その際、基礎体温を計ったり、排卵日予測をしたりといった特別なことはしていなかったようです。

「わたしは週末も仕事がある業界ですし、夫のほうもシフト制で夜勤もある仕事ですので、なかなか休みのタイミングが合わなくて、思うように妊活は進められませんでしたね。それでも1年未満で妊娠できたので、『案外、すんなりとできて良かった』という印象を持ちました」

妊娠直後は、営業職という仕事柄、人と会わなくてはならない状況が負担となり、精神的にも追い込まれました。心の不調を察知したカオルさんは会社に相談し、営業職を離れることにしました。

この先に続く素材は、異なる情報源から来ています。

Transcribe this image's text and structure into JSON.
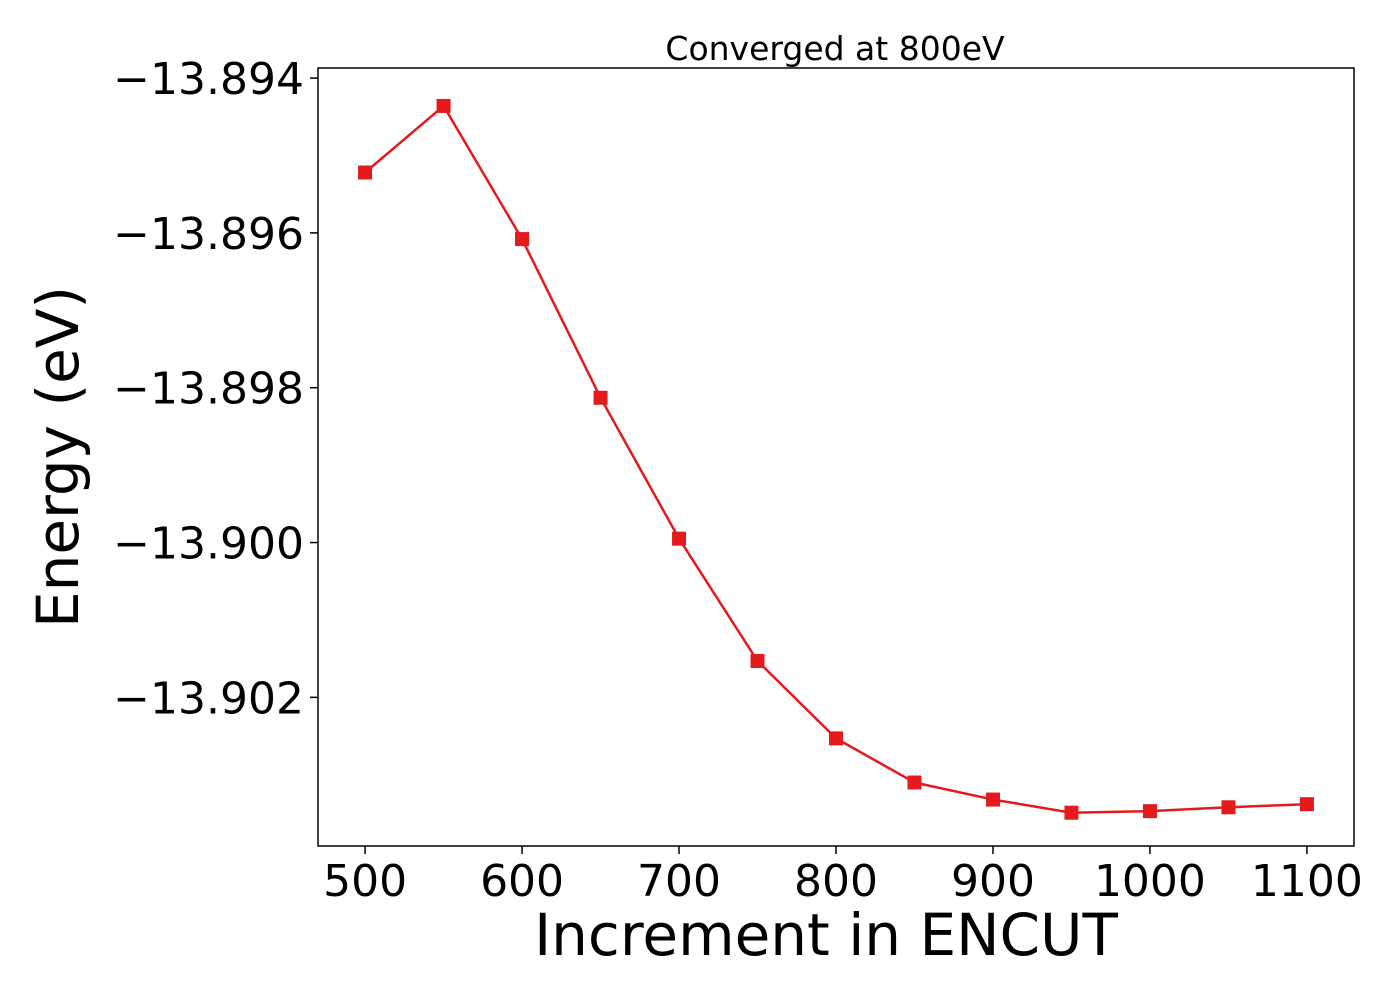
{
  "chart_data": {
    "type": "line",
    "title": "Converged at 800eV",
    "xlabel": "Increment in ENCUT",
    "ylabel": "Energy (eV)",
    "x": [
      500,
      550,
      600,
      650,
      700,
      750,
      800,
      850,
      900,
      950,
      1000,
      1050,
      1100
    ],
    "series": [
      {
        "values": [
          -13.89522,
          -13.89436,
          -13.89608,
          -13.89813,
          -13.89995,
          -13.90153,
          -13.90253,
          -13.9031,
          -13.90332,
          -13.90349,
          -13.90347,
          -13.90342,
          -13.90338
        ],
        "color": "#e41a1c",
        "marker": "square"
      }
    ],
    "xticks": [
      500,
      600,
      700,
      800,
      900,
      1000,
      1100
    ],
    "xtick_labels": [
      "500",
      "600",
      "700",
      "800",
      "900",
      "1000",
      "1100"
    ],
    "yticks": [
      -13.894,
      -13.896,
      -13.898,
      -13.9,
      -13.902
    ],
    "ytick_labels": [
      "−13.894",
      "−13.896",
      "−13.898",
      "−13.900",
      "−13.902"
    ],
    "xlim": [
      470,
      1130
    ],
    "ylim": [
      -13.90392,
      -13.89387
    ],
    "grid": false,
    "legend": "none"
  }
}
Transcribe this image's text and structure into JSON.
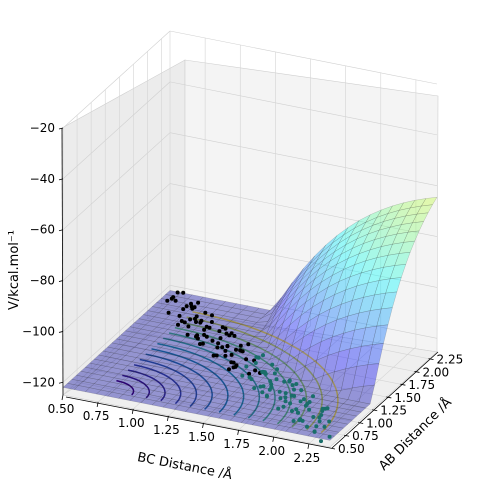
{
  "chart_data": {
    "type": "surface3d",
    "zlabel": "V/kcal.mol⁻¹",
    "xlabel": "BC Distance /Å",
    "ylabel": "AB Distance /Å",
    "z_ticks": [
      "−20",
      "−40",
      "−60",
      "−80",
      "−100",
      "−120"
    ],
    "bc_ticks": [
      "0.50",
      "0.75",
      "1.00",
      "1.25",
      "1.50",
      "1.75",
      "2.00",
      "2.25"
    ],
    "ab_ticks": [
      "0.50",
      "0.75",
      "1.00",
      "1.25",
      "1.50",
      "1.75",
      "2.00",
      "2.25"
    ],
    "zlim": [
      -125,
      -20
    ],
    "xlim": [
      0.5,
      2.4
    ],
    "ylim": [
      0.5,
      2.4
    ],
    "colormap_surface": "jet",
    "colormap_contours": "viridis",
    "trajectory_color": "black-to-teal",
    "colors": {
      "pane": "#f2f2f2",
      "grid": "#cccccc",
      "points_start": "#000000",
      "points_end": "#1a6e6a"
    }
  }
}
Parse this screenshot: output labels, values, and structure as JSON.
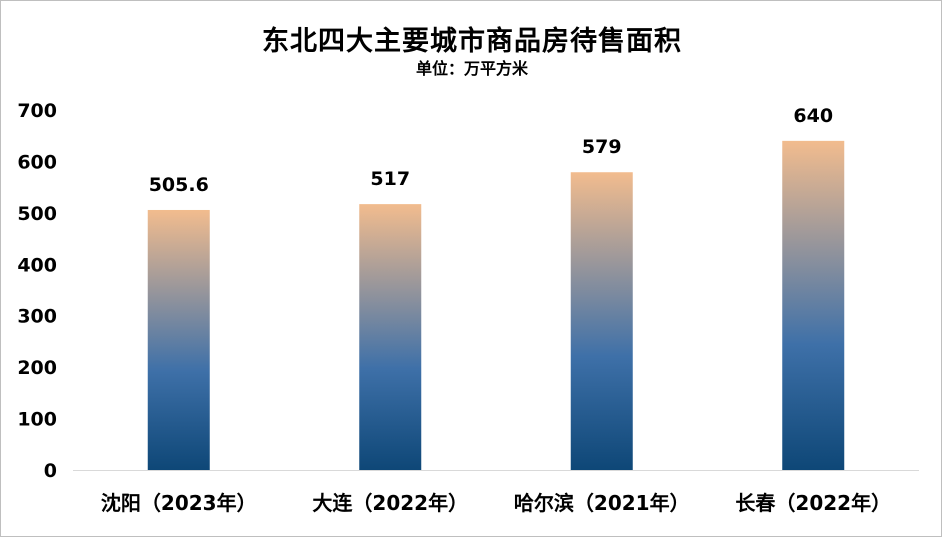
{
  "chart_data": {
    "type": "bar",
    "title": "东北四大主要城市商品房待售面积",
    "subtitle": "单位：万平方米",
    "categories": [
      "沈阳（2023年）",
      "大连（2022年）",
      "哈尔滨（2021年）",
      "长春（2022年）"
    ],
    "values": [
      505.6,
      517,
      579,
      640
    ],
    "value_labels": [
      "505.6",
      "517",
      "579",
      "640"
    ],
    "ylim": [
      0,
      700
    ],
    "yticks": [
      0,
      100,
      200,
      300,
      400,
      500,
      600,
      700
    ],
    "grid": false,
    "legend": "none",
    "colors": {
      "bar_top": "#F2BC8E",
      "bar_mid": "#3E70A8",
      "bar_bottom": "#0E4777",
      "axis": "#D9D9D9"
    }
  }
}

「あのときわたしは鬱っぽくなっていて、このままではマズイと思って、会社と相談して営業職を離れる決断をしました。会社のほうも理解を示してくれて、別の店舗への異動になる形で、接客をしなくてもいいポジションをあてがってくれました」

それでいったんは落ち着いたものの、ほどなくしてつわりがやってきました。

「妊娠4ヶ月くらいのときから、食べづわりが始まって、出産当日までそれがずっと続きました。分娩台で陣痛のなかでも気持ち悪くて吐いた記憶もあります。とにかくずっと船酔いしているような感覚で、仕事もたびたびお休みをいただいていました。産前休暇は有給も使いながら予定よりも2ヶ月早く取りました」

そうしたカオルさんの状況を見かねたコウタロウさんは、「家事はやらなくていい。買い物は自分でやるし、洗濯や掃除は自分が休日にやるから」と買って出てくれたといいます。一方で、祖母の介護と自身の仕事(フルタイムの看護師)の兼ね合いで、実母からのサポートは最低限でした。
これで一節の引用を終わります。